恋の小休符の時間

 返事は一週間後までにしてほしいとアタルから言われた時は、いくらなんでも勝手すぎるでしょう、とアタルに手を上げてしまった。


 キメが細かい肌を引っ掻かれたアタルは、落ち着け、と優しく言った。


「お前がいくら喚こうとも、来週には、俺はもうここにはいない。お前がどう感じようとも、お前の選択肢は二つなんだ。付いてくるか、ここに残るか」


 パピコが実習に行っている間、そんなに占いにのめり込んでいたとは。


「少し休ませて」


 パピコはそう言って寝るふりをして、コップに冷水を入れて占いの本にかじりつくアタルに浴びせた。

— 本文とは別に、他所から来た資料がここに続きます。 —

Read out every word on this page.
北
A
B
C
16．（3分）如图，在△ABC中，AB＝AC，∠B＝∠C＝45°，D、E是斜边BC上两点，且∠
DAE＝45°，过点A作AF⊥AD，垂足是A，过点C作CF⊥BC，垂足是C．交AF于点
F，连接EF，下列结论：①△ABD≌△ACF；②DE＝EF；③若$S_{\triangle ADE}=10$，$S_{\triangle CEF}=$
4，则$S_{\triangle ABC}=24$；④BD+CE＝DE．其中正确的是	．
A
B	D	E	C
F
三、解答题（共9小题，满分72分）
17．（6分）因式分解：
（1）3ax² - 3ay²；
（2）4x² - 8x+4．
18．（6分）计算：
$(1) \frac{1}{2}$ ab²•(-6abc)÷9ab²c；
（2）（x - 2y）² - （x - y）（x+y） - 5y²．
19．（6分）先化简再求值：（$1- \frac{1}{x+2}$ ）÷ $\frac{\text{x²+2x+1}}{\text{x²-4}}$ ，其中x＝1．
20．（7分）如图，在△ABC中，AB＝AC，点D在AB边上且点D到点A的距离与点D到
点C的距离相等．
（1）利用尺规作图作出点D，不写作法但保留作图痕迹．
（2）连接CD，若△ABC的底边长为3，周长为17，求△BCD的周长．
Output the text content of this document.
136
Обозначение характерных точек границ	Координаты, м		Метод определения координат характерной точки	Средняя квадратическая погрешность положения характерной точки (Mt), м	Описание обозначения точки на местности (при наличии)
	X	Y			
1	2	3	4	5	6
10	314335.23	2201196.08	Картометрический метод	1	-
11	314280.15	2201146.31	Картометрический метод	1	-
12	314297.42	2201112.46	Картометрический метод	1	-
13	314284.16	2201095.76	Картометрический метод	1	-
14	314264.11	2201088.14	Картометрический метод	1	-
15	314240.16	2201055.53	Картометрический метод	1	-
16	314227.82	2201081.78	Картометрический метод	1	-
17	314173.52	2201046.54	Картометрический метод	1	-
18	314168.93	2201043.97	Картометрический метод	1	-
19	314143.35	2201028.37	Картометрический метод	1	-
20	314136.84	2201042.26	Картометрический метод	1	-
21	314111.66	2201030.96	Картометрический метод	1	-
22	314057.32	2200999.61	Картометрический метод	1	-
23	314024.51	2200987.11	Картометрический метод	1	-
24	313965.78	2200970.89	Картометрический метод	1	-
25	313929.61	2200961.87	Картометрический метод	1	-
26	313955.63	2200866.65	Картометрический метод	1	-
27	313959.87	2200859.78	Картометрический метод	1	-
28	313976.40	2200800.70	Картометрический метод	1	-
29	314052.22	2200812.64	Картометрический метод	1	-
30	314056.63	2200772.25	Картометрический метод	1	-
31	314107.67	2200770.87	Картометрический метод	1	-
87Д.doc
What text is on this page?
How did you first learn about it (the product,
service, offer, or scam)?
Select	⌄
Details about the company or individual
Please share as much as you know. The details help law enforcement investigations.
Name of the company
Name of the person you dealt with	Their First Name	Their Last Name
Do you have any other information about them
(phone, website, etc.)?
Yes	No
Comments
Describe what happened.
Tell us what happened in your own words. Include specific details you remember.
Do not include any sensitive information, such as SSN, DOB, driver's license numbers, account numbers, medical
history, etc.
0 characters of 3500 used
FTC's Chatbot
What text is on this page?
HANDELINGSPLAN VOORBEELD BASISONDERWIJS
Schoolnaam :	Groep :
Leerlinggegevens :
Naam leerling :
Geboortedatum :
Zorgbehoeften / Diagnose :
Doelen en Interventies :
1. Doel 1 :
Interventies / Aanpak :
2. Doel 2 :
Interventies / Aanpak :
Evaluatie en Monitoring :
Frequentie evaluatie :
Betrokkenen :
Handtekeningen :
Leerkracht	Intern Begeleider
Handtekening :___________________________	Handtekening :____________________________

 怒るかと思いきや、水占いを始めて、パピコは本当にめまいがしてきた。

 もうこんな占いバカは放っておこう。

 ベッドに横たわると、ちょうど視線の先にフルートが見えて、つんと胸のあたりが凍るような気配がした。


 私は今、胸が締め付けられているのか? 

 パピコは頭の中では別のことを考えて、目だけでフルートを捉えていた。


 プー、元気かな。

 ふと、大学の親友のことが頭をよぎった。

 明日は久しぶりに大学に行こう。

 プーと話したい。

 パピコはスマホを開いた。

 電話しちゃおうかなぁ。

 でもここだと、アタルがいるしなぁ。

 パピコは悩んだ末、インスタグラムを開いて友人の近況を知ることで満足しようと、自分のむしゃくしゃした心と折り合いをつけた。


 色とりどりの年末年始の様子がアップされていた。

 サムが、実家に帰る様子は笑えた。


 なにやら月の上で地球儀を羽に見立てて羽子板で遊んでいるようで、パピコは背中がゾクゾクするのを感じた。

 一通り勝負がついて、地球儀に腰かけてリラックスした表情を見せている写真も投稿されている。

 サムがこんな表情を見せるなんて、親や兄弟が写真を撮っているのだろうか。

 明日大学でサムを見かけたら、こっそり聞いてみよう。


 そんなことを考えながら、パピコは深い眠りについた。


 翌朝、パピコは大学に行った。

 昨日の気まずさもありながら、アタルがパピコを避けたりせずに、当然のように一緒に大学に行ってくれたことが救いだった。


 昨日の話には触れずに、世間話に終始した。

 アタルと世間話をするのは、初めてかもしれない。

 砂が口の中に入ってしまった時のような心地悪さだ。

 上部で付き合うことのなかった関係だったことを、パピコはいまになって思い知った。


 ダイエットの話題については、この先の未来が交差する確証を持てていない今、二人の間でなんとなくタブー扱いになっていた。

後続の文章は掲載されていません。